But Regine isn't worried. "America is what feels the best for me, for my character, for my mind," she explains. "In America, you can make a comeback anytime you want." Her latest attempt began two years ago in Miami, where she opened a club she named Jimmy'z, after a favorite old haunt. Rage debuted in New York this winter. On the club's opening night, old friends like Reinaldo Herrera, Ivana Trump, and Ron Perelman came in droves, though few bothered to follow the mandated silver-only dress code. By 11 p.m., the place was so packed that the fire marshal closed it down. "What's it like in there? Is it the way it used to be?" trilled Dominick Dunne as he waited outside the velvet ropes. The answer, it seemed, was no. Some said Regine had fallen behind the times. Others insisted the times had fallen behind her. "With all this ridiculous Giuliani stuff, Regine didn't get a cabaret license, and I think there was disappointment about that," says nightlife veteran Carmen D'Alessio. "People expect dancing from Regine."

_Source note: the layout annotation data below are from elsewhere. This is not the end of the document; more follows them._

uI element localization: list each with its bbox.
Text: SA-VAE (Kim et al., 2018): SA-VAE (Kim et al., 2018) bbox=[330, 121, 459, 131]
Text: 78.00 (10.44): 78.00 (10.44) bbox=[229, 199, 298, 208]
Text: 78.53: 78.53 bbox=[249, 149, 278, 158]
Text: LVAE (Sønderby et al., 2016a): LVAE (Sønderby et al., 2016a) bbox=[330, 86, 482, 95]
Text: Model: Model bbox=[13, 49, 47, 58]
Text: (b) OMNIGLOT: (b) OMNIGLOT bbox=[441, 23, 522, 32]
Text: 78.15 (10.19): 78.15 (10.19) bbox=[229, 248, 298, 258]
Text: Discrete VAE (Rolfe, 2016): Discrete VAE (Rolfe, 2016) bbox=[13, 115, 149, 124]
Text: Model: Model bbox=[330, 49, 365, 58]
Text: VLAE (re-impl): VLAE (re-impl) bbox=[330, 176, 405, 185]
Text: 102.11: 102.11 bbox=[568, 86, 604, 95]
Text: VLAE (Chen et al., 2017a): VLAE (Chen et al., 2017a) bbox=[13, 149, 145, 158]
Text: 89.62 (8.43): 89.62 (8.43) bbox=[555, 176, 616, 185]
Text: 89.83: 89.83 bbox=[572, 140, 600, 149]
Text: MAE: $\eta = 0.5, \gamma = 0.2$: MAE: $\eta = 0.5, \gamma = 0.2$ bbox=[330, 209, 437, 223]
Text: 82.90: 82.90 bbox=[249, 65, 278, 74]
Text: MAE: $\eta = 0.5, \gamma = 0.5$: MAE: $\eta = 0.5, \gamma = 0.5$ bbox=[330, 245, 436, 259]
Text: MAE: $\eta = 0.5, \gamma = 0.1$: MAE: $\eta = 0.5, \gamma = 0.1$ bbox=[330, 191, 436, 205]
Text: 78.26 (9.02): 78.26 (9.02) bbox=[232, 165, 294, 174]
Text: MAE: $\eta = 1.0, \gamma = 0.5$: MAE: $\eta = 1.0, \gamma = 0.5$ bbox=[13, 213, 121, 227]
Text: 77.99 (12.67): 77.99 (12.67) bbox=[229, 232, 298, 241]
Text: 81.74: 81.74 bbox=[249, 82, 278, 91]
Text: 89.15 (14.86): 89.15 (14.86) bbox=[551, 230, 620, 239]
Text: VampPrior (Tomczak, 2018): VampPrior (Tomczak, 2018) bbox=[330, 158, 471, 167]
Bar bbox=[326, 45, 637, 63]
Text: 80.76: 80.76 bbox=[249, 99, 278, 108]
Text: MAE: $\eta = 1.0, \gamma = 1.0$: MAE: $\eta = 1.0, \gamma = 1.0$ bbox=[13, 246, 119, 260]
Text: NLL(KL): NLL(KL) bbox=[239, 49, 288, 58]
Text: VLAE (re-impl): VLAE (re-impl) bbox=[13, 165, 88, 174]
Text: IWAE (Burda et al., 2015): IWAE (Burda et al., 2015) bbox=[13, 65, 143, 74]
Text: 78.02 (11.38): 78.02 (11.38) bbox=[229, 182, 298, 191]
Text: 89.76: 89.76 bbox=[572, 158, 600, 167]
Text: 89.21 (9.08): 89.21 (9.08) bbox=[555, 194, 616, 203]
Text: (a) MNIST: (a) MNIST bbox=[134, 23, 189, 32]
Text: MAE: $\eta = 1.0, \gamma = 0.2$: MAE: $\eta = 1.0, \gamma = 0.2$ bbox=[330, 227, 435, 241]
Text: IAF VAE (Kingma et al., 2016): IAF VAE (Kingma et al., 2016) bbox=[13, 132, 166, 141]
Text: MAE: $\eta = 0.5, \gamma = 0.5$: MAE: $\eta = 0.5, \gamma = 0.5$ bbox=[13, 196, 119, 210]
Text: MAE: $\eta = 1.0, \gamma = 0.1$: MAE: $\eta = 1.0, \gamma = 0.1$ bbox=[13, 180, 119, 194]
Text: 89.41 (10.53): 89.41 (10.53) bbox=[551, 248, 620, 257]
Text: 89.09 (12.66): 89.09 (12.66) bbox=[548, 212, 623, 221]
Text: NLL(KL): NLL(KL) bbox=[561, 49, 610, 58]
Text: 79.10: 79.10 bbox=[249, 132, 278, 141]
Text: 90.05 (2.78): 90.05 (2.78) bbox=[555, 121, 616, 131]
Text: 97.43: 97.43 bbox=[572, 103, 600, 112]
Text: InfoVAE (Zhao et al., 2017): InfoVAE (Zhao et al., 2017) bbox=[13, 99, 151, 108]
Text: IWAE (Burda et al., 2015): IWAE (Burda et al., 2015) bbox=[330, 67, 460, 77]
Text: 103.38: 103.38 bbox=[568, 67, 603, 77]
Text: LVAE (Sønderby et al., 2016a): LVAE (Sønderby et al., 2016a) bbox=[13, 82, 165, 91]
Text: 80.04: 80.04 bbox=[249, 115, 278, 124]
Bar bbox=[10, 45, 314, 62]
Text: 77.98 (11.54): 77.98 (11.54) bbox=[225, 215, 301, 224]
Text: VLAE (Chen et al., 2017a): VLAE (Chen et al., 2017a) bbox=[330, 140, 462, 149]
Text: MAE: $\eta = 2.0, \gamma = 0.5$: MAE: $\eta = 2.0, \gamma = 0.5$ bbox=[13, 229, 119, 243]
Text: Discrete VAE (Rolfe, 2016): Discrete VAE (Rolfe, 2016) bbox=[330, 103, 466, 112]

Not long ago, celebrities and socialites jostled one another to pose for pictures in her foyer. These days, old friends like Joan Collins are slow to return her calls, and dismal turnout may force her to discontinue lunch at the restaurant. No matter. She plans to turn Rage into an upscale chain, expanding it to Houston, Dallas, Boston, and Chicago, and will open a new Regine's disco in midtown within a year. Soon, she says, she will open a boutique hotel chain and produce a Broadway musical about her father, The Light of Belleville. "Every morning, I wake up with something else I want to do," she explains. "I am a survivor."
But first she must survive New York. Regine chokes up when she remembers how effusively she was greeted here in 1976, when she opened her club, Regine's, in the brief period between the waning of El Morocco and the waxing of Studio 54. "Everyone said, 'You're crazy to open in New York; the whole place is going to go plop in the river,'" says Regine. She signed a fifteen-year lease anyway, and from the first night, her place was a smash success. "I am the one who saved this city from bankruptcy. I made it happy again," she says. "New York owes me."
When her New York club closed in the midst of the early-nineties recession, Regine retreated for a while to Europe, where she lived in Paris and Gstaad with her second husband, Roger Choukroun, a onetime computer engineer eight years her junior. She has one child from her first marriage, a son who was raised by his father. Over kirs one night at Rage, I read her a quote she gave to New Yorkmore than twenty years ago: "My work is my passion above all. I never loved a man that way. If Roger was ever the cause of my not succeeding, I would leave him and he knows it." Does she still feel that way? "Yes," she says. "Absolutement."
"People at my age are ready to die, but I am like a night flower. I bloom only after midnight," declares Regine a few days earlier. It's noon, and the queen is sitting in a spare York Avenue apartment, shouting over a noisy humidifier. Naked under a frilly pink robe, her thin red eyebrows not yet penciled on, she looks pale and strangely childlike. "I come home at eight in the morning, say 'Hello, bed!,' and my bed says, 'Hello, Regine!' Then I fly to Paris on the Concorde." She laughs so heartily that her little Maltese, Melodie, takes to the foot of a plastic-covered couch in fright.
As much a celebrity as most of her patrons, Regine has always cultivated her life story carefully. Spend an hour with her and she will regale you with tales of the twelve-foot pet boa constrictor given to her by Federico Fellini, the weeklong fasts she undertakes before opening a club, her abilities as a judo master and turbojet pilot. To this day, she visits three different psychics to rid herself of the unwholesome residue of her nocturnal pursuits: "I meet 400 people every night," she explains. "I'm the one in the middle. Everyone thinks something about me -- maybe good, maybe bad, I don't know -- but they're all thinking about me. So I like to be clean."